Our relations, each of the three offering the same toasty wholesomeness of a 90s kleenex commercial and goldendoodle Facebook gallery, are sacred. They have traced me to blossom into a woman who trusts the will of higher powers, dives off of boating docks and dances through the street on bare feet.
This is my token of gratitude to my favorite grandmas: Rhonda, Nancy and Rhonda (yes, there are two Rhonda’s).
My Appalachian Trail Buddy
I often think about running away to live my days out in the wilderness-but I would only want to do so with you at my side. We will climb up the majestic cliffs and rock formations of Yosemite National Park and befriend black bears in the Great Smoky Mountains. We will read paperback novels in the Arizona deserts and eat Chick-Fil-A as we cruised the road in your Honda vehicle.
You were the woman who taught me to cherish the Earth and to allow dirt paths and the forest to be my true guides. You opened my eyes to a spiritual realm, where the mountains and the trees offer knowledge and wisdom. Together, we made plans to dive into untouched terrains, and to replace worry with the sensation of pure awe and wonder.

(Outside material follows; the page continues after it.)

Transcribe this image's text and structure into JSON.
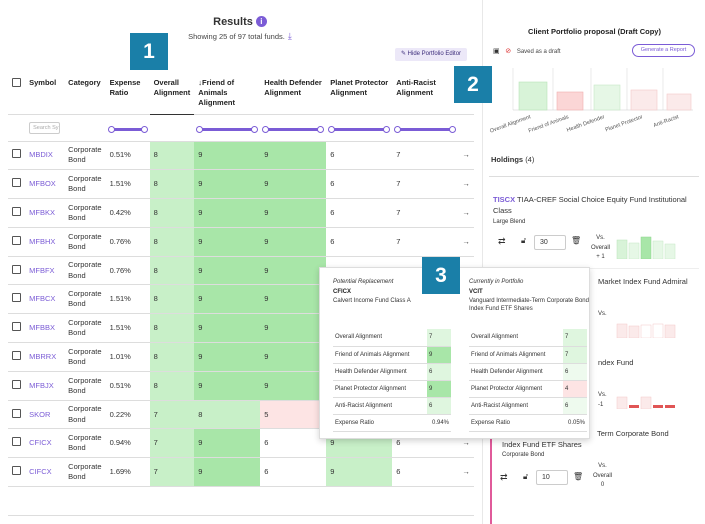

Photo Courtesy of Robert Bruning
My Ocean Queen
Together, we share the same wavy and untameable hair, a preference for hot weather and an out-of-control dolphin obsession.
You raised me in a realm composed of shimmering waves and a fondness of burnt skin.
We dream of undersea paradises and wear tropical prints with bronze bracelets anchored by starfish charms.
My favorite memories include you attempting to maintain my hair with a silver, antique brush we titled “my princess brush.” During each session, you referred to me as a wild woman with the aura of a chaotic tsunami. As you attempted to untangle my abundance of tangles and knots, you taught me to overlook the love of foolish boys, celebrate my wildness and that I could be a real life mermaid.
My Barefoot Hippie
During a Fourth of July pig roast, you celebrated our country’s birthday by burning your bra in a gigantic fire pit.
You’re frequently frolicking through the yard with bare feet and long, flowing sundresses I am always trying to steal from your closet.
You thrive in chaotic messes and on sticky dance floors, with a vibrant soul completely enveloped by your own love for life.
When I was younger, I was often baffled by the lengths of your liberation and unapologetic glow. You would sing to America’s “A Horse With No Name” as though you were on stage at Woodstock, and twirl on the Thanksgiving table as though you were the queen of a untraditional nightclub. You live a life genuinely free spirited and untouchable by society’s cloudiness.
But as you flourish, I follow your lead. You have inspired me to be the carefree dandelion I am always aspiring to be-and I can never thank you enough for that.